Hair by Benita Blocker. This is a picture of Type 4c curl pattern that is "texlaxed" or texturized. The "Wash n Go" terminology is typical for Type 3 hair, but it usually means an "afro" for Type 4 hair. On the other hand, texturizing type 4 hair using a mild relaxer or a permanent haircolor reduces the curl pattern and softens the hair. This softening can cause the hair strands to go limp if the curl product is too oily or too heavy. So after a little trial and error, I discovered a "wash n go" regimen that seems to be light, curl defining, and prevents shrinkage (i.e. holds the style). Also, it is simple enough to repeat every morning! Yay!!!!
The regimen: 1) Start off with KeraCare Cleansing Cream. Shampoo with this between 1 and 3 times depending on how "soiled" your hair is. 2) Towel blot; skip deep conditioning because it will make the hair strands too soft. 3)Add Mixed Chicks Leave-in Conditioner. Use moderately. Too much may cause crystallization with the next product. However, you need this leave-in conditioner for volume purposes. 4) Work the KeraCare Defining Custard through the hair. This product consistency is like "egg whites" but not sticky. 5) Style and diffuse or style and air dry.

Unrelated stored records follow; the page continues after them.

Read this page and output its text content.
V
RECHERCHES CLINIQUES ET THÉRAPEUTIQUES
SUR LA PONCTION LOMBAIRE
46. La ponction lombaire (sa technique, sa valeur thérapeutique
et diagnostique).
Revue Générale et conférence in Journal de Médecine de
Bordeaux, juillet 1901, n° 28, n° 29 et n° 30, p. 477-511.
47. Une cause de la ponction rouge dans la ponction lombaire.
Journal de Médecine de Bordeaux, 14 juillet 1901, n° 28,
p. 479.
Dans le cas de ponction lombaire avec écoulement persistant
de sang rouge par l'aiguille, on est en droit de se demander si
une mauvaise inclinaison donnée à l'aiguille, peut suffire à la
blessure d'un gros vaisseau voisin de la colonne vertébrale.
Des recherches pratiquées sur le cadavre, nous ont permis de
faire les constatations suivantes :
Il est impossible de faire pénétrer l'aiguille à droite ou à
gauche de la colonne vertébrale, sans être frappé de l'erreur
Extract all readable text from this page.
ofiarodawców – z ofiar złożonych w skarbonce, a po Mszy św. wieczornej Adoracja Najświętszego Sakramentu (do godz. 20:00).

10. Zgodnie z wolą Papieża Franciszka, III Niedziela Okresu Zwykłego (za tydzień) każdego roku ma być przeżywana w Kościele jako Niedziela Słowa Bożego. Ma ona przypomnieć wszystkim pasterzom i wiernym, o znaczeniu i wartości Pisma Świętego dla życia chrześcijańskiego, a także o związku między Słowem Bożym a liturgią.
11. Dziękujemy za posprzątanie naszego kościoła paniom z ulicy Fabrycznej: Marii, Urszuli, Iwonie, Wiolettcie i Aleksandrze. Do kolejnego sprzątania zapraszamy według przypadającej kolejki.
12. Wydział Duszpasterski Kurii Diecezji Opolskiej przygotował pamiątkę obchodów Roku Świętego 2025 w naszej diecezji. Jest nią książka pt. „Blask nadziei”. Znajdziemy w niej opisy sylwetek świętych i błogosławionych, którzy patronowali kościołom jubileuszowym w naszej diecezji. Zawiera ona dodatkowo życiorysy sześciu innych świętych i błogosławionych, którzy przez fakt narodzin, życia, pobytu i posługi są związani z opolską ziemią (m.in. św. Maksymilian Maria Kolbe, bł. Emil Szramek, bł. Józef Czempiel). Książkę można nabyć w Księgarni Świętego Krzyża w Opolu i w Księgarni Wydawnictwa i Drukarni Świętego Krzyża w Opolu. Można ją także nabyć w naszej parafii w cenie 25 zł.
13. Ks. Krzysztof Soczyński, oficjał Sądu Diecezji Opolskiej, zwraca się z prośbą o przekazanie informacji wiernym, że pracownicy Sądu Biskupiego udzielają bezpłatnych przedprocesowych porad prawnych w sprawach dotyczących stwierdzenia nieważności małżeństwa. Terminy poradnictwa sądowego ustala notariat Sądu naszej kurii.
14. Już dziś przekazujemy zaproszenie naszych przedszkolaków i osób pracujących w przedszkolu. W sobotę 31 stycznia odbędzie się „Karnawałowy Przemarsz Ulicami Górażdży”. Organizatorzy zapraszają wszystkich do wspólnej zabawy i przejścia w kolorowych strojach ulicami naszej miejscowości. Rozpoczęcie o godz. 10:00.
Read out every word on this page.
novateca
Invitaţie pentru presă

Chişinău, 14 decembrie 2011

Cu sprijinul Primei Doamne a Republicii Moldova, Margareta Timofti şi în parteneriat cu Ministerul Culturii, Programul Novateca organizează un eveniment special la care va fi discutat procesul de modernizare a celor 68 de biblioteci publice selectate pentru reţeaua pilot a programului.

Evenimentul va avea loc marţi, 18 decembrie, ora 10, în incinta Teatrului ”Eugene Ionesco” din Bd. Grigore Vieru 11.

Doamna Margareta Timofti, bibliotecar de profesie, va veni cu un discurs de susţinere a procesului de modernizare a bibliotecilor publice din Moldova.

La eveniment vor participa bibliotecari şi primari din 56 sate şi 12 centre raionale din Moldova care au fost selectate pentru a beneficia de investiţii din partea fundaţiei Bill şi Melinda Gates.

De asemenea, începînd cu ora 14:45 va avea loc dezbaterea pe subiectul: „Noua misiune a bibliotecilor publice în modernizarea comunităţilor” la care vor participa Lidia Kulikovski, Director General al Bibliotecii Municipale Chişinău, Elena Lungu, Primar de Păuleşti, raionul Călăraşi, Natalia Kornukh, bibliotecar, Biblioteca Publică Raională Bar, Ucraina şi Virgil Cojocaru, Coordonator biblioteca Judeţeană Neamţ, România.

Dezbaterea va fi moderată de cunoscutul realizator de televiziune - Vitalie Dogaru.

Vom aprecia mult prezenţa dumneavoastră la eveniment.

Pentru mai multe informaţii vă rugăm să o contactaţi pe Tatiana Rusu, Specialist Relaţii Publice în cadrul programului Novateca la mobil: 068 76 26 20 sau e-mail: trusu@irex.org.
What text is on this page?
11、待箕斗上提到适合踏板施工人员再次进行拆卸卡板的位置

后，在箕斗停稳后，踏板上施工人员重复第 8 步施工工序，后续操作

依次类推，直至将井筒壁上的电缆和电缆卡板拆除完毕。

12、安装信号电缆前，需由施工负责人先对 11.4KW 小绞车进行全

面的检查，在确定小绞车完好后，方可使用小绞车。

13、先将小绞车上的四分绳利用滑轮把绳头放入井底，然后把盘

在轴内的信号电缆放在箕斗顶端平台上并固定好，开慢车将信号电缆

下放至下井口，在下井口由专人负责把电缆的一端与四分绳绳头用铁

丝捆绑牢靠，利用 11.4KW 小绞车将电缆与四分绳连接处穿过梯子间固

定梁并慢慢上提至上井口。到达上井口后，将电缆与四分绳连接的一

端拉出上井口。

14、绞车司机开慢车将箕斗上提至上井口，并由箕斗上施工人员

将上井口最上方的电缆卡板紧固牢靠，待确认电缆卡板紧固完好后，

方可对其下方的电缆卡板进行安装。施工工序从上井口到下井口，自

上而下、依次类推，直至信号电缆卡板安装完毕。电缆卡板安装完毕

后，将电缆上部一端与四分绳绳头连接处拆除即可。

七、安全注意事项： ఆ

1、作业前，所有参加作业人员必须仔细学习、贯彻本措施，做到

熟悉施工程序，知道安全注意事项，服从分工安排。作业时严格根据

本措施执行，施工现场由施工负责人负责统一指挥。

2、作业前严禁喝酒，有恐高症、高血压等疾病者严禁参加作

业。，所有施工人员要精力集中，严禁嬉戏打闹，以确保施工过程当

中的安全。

Voila! Three products and about 15 minutes max!

NOTE: The hair should be cut or shaped to support a wash n go style. Also, texturize the new growth as needed. If you are wetting the hair everyday, you will not need to texturize as often. Also, I tried the KeraCare Natural Textures Leave-in Conditioner. It worked fine, but it has propylene glycol in it. The Mixed Chicks Leave-in conditioner is healthier for the hair because of the glycerin in it. Please see my other articles on propylene glycol and other potential cancer causing ingredients.

Going natural is a great summer experiment!!!! Enjoy!